If you reveal 4 or more land cards, lose half your life rounded up and end the turn. The cards remain exiled.
Hookers {3}{U}{U}
Instant
Gain control of target creature

Cooperfaus' articles really set me going on shaping the environment your cube creates, and eventually after using custom cards to shape my environment once I found WotC's pool to be lacking, I found jason's article about breaking singleton, and thought to myself "Well, I basically tried to make 3 other copies of bloodghast with different names, this seems WAY easier"

And now we're here
 
i started playing cube some point a little over a year ago, and finally put my cube together roughly in august. it was mainly to change the pace with my casual-but-competitive friends who normally played EDH. i probably would've tried it a long time before that but i've always had such disliked traditional limited formats. i've always preferred playing with competitv.

i never came into this with a powermax viewpoint or modo cube viewpoint or anything like that. i've been designing or modding games in one form or another since i was very young, i was making doom maps when i was 6 or 7 years old. to me, game design is something i do as an artistic output that makes me happy in a similar way to what painter, musician, or writer experiences. so, extending that to magic was just natural. eventually i started using custom cards in my cubes too. my design influences are too many to list. i've learned/taken from a many places, including my own experiences from other genres.
all art is defined by unique flaws or quirks. you can't have those if you just repeat other people. all art is also inherently unoriginal yet original because it is just the sum of your experiences channeled into an output, so i just steal from as many sources as possible.

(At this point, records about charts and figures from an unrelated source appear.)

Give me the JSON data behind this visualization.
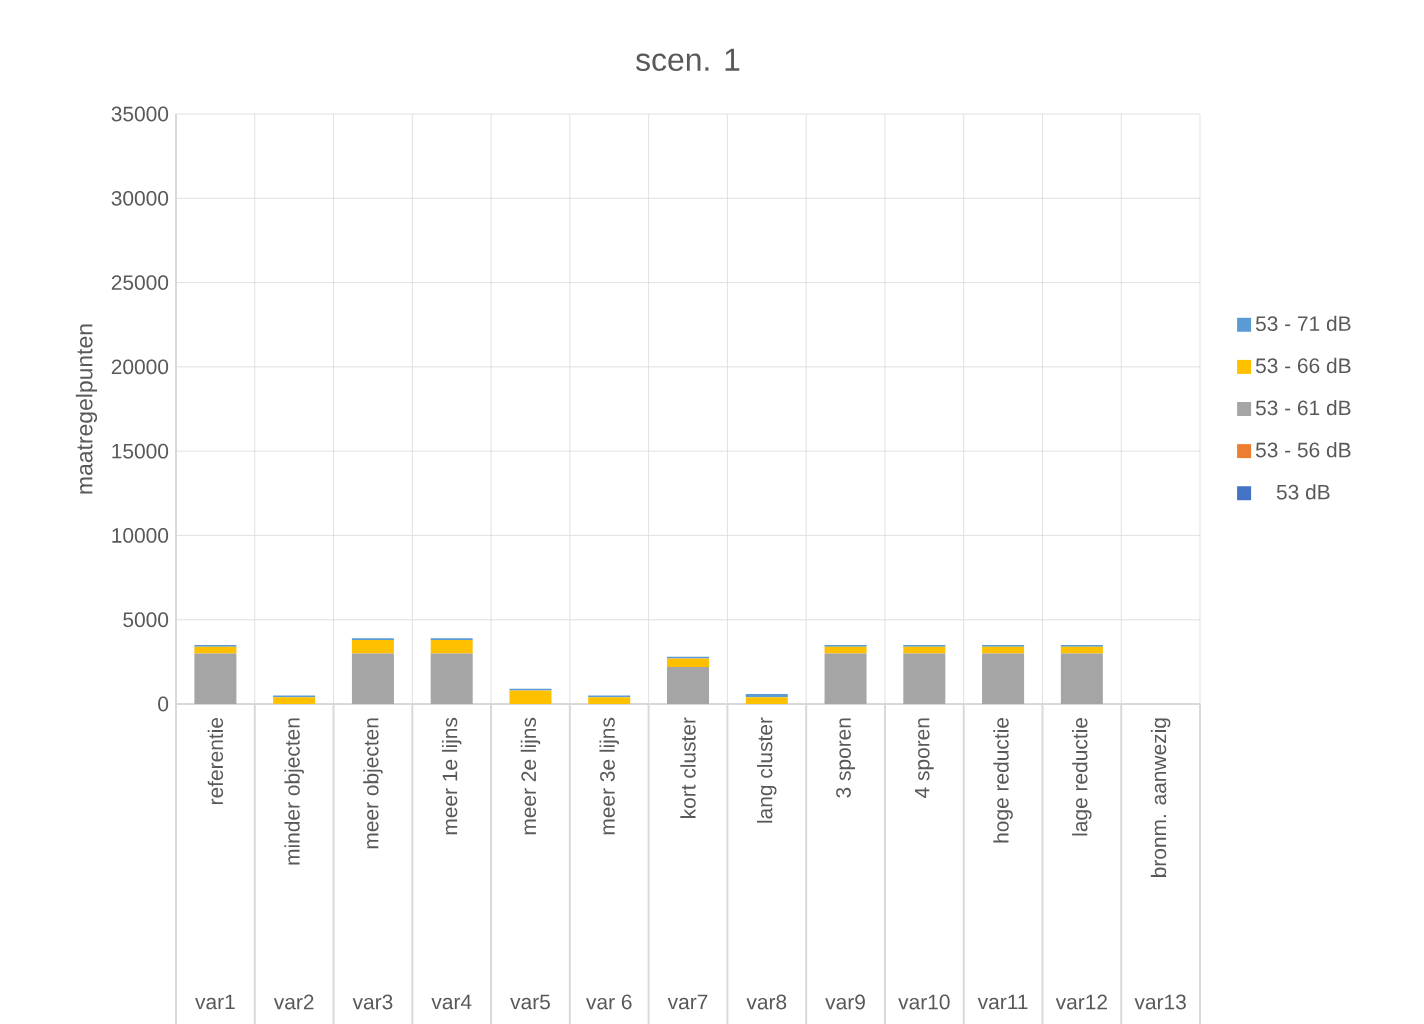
{
  "chart_data": {
    "type": "bar",
    "stacked": true,
    "title": "scen. 1",
    "ylabel": "maatregelpunten",
    "categories": [
      "referentie",
      "minder objecten",
      "meer objecten",
      "meer 1e lijns",
      "meer 2e lijns",
      "meer 3e lijns",
      "kort cluster",
      "lang cluster",
      "3 sporen",
      "4 sporen",
      "hoge reductie",
      "lage reductie",
      "bronm. aanwezig"
    ],
    "annotations": [
      "var1",
      "var2",
      "var3",
      "var4",
      "var5",
      "var 6",
      "var7",
      "var8",
      "var9",
      "var10",
      "var11",
      "var12",
      "var13"
    ],
    "series": [
      {
        "name": "53 dB",
        "color": "#4472c4",
        "values": [
          0,
          0,
          0,
          0,
          0,
          0,
          0,
          0,
          0,
          0,
          0,
          0,
          0
        ]
      },
      {
        "name": "53 - 56 dB",
        "color": "#ed7d31",
        "values": [
          0,
          0,
          0,
          0,
          0,
          0,
          0,
          0,
          0,
          0,
          0,
          0,
          0
        ]
      },
      {
        "name": "53 - 61 dB",
        "color": "#a5a5a5",
        "values": [
          3000,
          0,
          3000,
          3000,
          0,
          0,
          2200,
          0,
          3000,
          3000,
          3000,
          3000,
          0
        ]
      },
      {
        "name": "53 - 66 dB",
        "color": "#ffc000",
        "values": [
          400,
          400,
          800,
          800,
          800,
          400,
          500,
          400,
          400,
          400,
          400,
          400,
          0
        ]
      },
      {
        "name": "53 - 71 dB",
        "color": "#5b9bd5",
        "values": [
          100,
          100,
          100,
          100,
          100,
          100,
          100,
          200,
          100,
          100,
          100,
          100,
          0
        ]
      }
    ],
    "ylim": [
      0,
      35000
    ],
    "yticks": [
      0,
      5000,
      10000,
      15000,
      20000,
      25000,
      30000,
      35000
    ],
    "grid": true,
    "legend": "right"
  }
}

the reason i came to this site is that i read several forums for a bit about cube design, and found i disliked the attitudes and atmosphere on the others. i'm not sure if i found this site by a link on another site or through CFB.
 
Sam! I think I've enjoyed your content before!

I might be the earliest cuber on these boards I think it was something like around scourge or Mirrodin but it could have easily been closer to dark steel when I first opened up a pack with deranged hermit and basalt monolith in it. I understand it's history in Ontario goes back way farther than that but I can put you in contact with the guy who introduced me to the format. He's a you tuber too and can probably elaborate on it's history vs the mtgontario boards more than I ever could.

Later me and my friends (including riptide contributed Chris Taylor) made our own monstrosity but we all seemed to have come back to cubing later in our young adulthood because magic is great when it costs next to nothing and you only play with people you find agreeable.
 
I'm actually starting up my first Cube right now, played in a handful of them over the last year since I began playing Magic again. Now that I think about it, this is my first post on this site since registering like two weeks ago. Love the discussions guys, I've gotten a ton of ideas I want to implement in my cube.

I started up by finding Jason's Cube articles on CFB and through listening to Maro's Drive to Work podcast. The process of designing your limited environment was very appealing to me and I got right to work. I began by scouring the web for resources and reading over lists for cube staples, common archetypes and whatnot before stumbling upon Jason's Lifegain article on CFB. The idea of breaking singleton was something that I had not experienced in an actual Cube Draft nor considered in the first place but I quickly saw the benefits of doing so. Really opened my eyes to supporting possible archetypes that would not be viable if I were to stick to a strictly singleton format.